China unveils 18-point plan to boost global non-ferrous metals pricing power
The move is aimed at strengthening the links between the futures, spot and derivatives markets for non-ferrous metals and Shanghai’s role

China is stepping up efforts to strengthen its influence in the pricing of global non-ferrous metals, rolling out measures to deepen market activity and tightening links between futures, spot and derivatives trading.
Authorities in Shanghai, the mainland’s financial hub, on Tuesday rolled out an action plan aimed at strengthening the links between the futures, spot and derivatives markets for non-ferrous metals.
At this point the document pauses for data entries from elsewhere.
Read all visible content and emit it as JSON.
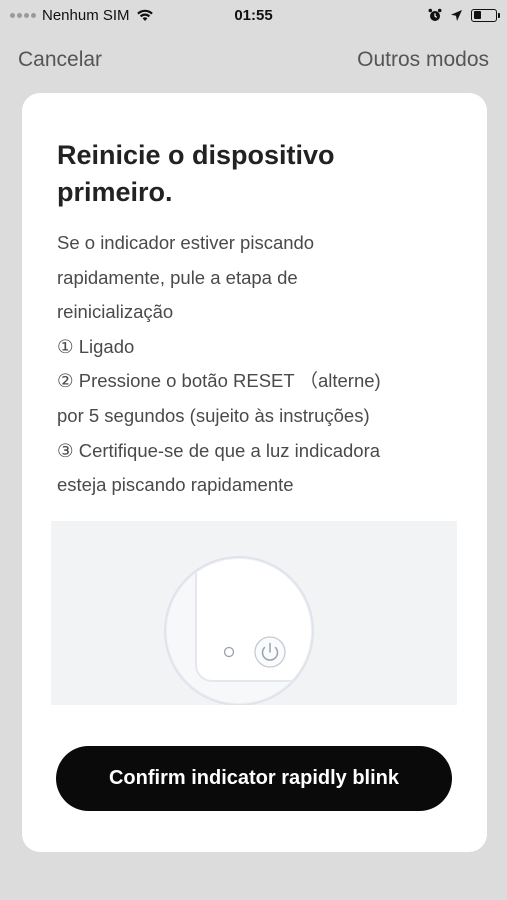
{
  "status_bar": {
    "carrier": "Nenhum SIM",
    "time": "01:55",
    "battery_level": 0.35
  },
  "nav": {
    "cancel_label": "Cancelar",
    "other_modes_label": "Outros modos"
  },
  "card": {
    "title_line1": "Reinicie o dispositivo",
    "title_line2": "primeiro.",
    "lines": [
      "Se o indicador estiver piscando",
      "rapidamente, pule a etapa de",
      "reinicialização",
      "① Ligado",
      "② Pressione o botão RESET （alterne)",
      "por 5 segundos (sujeito às instruções)",
      "③ Certifique-se de que a luz indicadora",
      "esteja piscando rapidamente"
    ],
    "confirm_label": "Confirm indicator rapidly blink"
  },
  "icons": {
    "wifi": "wifi-icon",
    "alarm": "alarm-icon",
    "location": "location-arrow-icon",
    "battery": "battery-icon",
    "power": "power-icon"
  }
}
It is part of a broader ambition to enhance Shanghai’s role in global commodity pricing.
The 18-point action plan included measures to deepen the collaboration between exchanges and clearing institutions, enhance risk management instruments, expand international participation and cultivate a more integrated market ecosystem, state-owned media outlet The Paper reported.
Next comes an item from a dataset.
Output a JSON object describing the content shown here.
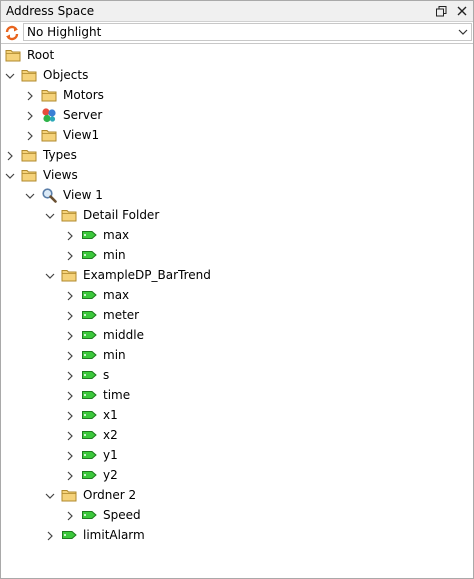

“Shanghai is a major hub for commodities, particularly non-ferrous metals,” said Tiger Shi, CEO of Bands Financial, a veteran of China’s non-ferrous metals sector. “It is one of the most important locations for non-ferrous metals’ consumption and trade globally, given its role in serving manufacturing bases across eastern China.”

He added that China’s non-ferrous metals industry accounted for a significant share of global output, yet its pricing influence had not kept pace.
“These measures are expected to advance market opening and also strengthen China’s influence in the international non-ferrous metals commodities market.”